Chairman Lorne Crerar said the agency will “move heaven and earth” to get the funicular running again, but only if a consultation exercise finds there is support for the move among people and businesses in the area.
Mr Crerar, who is stepping down next week from the post he has held for the past eight years, added that HIE recognised whatever action it decides on “there will be a body of people that think it’s the wrong thing to do.”
The funicular has been out of action since September 2018, when structural problems were found in support beams.
A company set up by HIE, Cairngorm Mountain (Scotland) has been running the winter sports resort since the previous operator, appointed by the agency in 2014, went into administration shortly after the railway’s failure.
HIE hired Jura Consultants and Threesixty Architecture to carry out a masterplanning exercise, including extensive local consultation, as it prepares a business case to put to the Scottish Government for extra funding for repair or demolition work.
Millions of pounds will be spent on either option of scrapping the funicular totally or repairing it.
Mr Crerar said: “I think we are in as good a place as we can be to decide what to do.
“That recognises that, whatever we do, there will be a body of people that think it’s the wrong thing to do, but at least it will be based on a complete netting of all the information.”
He added: “Through no fault of ours the funicular ceased to operate and we’ve been left in this very difficult position and we’re damned if we do and we’re damned if we don’t.
“But what we are trying to persuade everyone is that of we are spending huge amounts of energy trying to do the right thing for Badenoch and Strathspey – and we are.”

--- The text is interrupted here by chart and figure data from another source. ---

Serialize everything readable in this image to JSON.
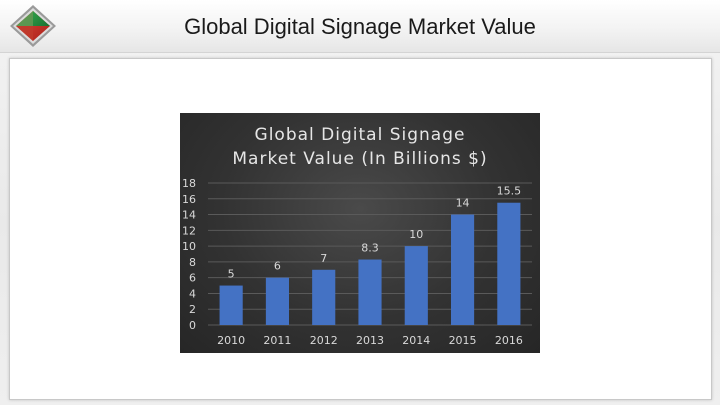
{
  "header": {
    "title": "Global Digital Signage Market Value",
    "logo_icon": "diamond-logo-icon"
  },
  "colors": {
    "bar": "#4472c4",
    "chart_background": "#333333",
    "chart_text": "#d9d9d9"
  },
  "chart_data": {
    "type": "bar",
    "title_lines": [
      "Global Digital Signage",
      "Market Value (In Billions $)"
    ],
    "categories": [
      "2010",
      "2011",
      "2012",
      "2013",
      "2014",
      "2015",
      "2016"
    ],
    "values": [
      5,
      6,
      7,
      8.3,
      10,
      14,
      15.5
    ],
    "data_labels": [
      "5",
      "6",
      "7",
      "8.3",
      "10",
      "14",
      "15.5"
    ],
    "y_ticks": [
      "0",
      "2",
      "4",
      "6",
      "8",
      "10",
      "12",
      "14",
      "16",
      "18"
    ],
    "ylim": [
      0,
      18
    ],
    "grid": true,
    "legend": "none"
  }
}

The HIE chairman said the agency’s “direction of travel” was to repair the funicular.
But, he added: “If the masterplanning exercise comes out that what the community want is something different, it wouldn’t be right for us to pursue a policy that was not in line with what they want to achieve.
“But I’m pretty condfident that if repairing the funicular is what people want to see and economic impact is the key feature of it, then we’ll move heaven and earth to make sure that happens.”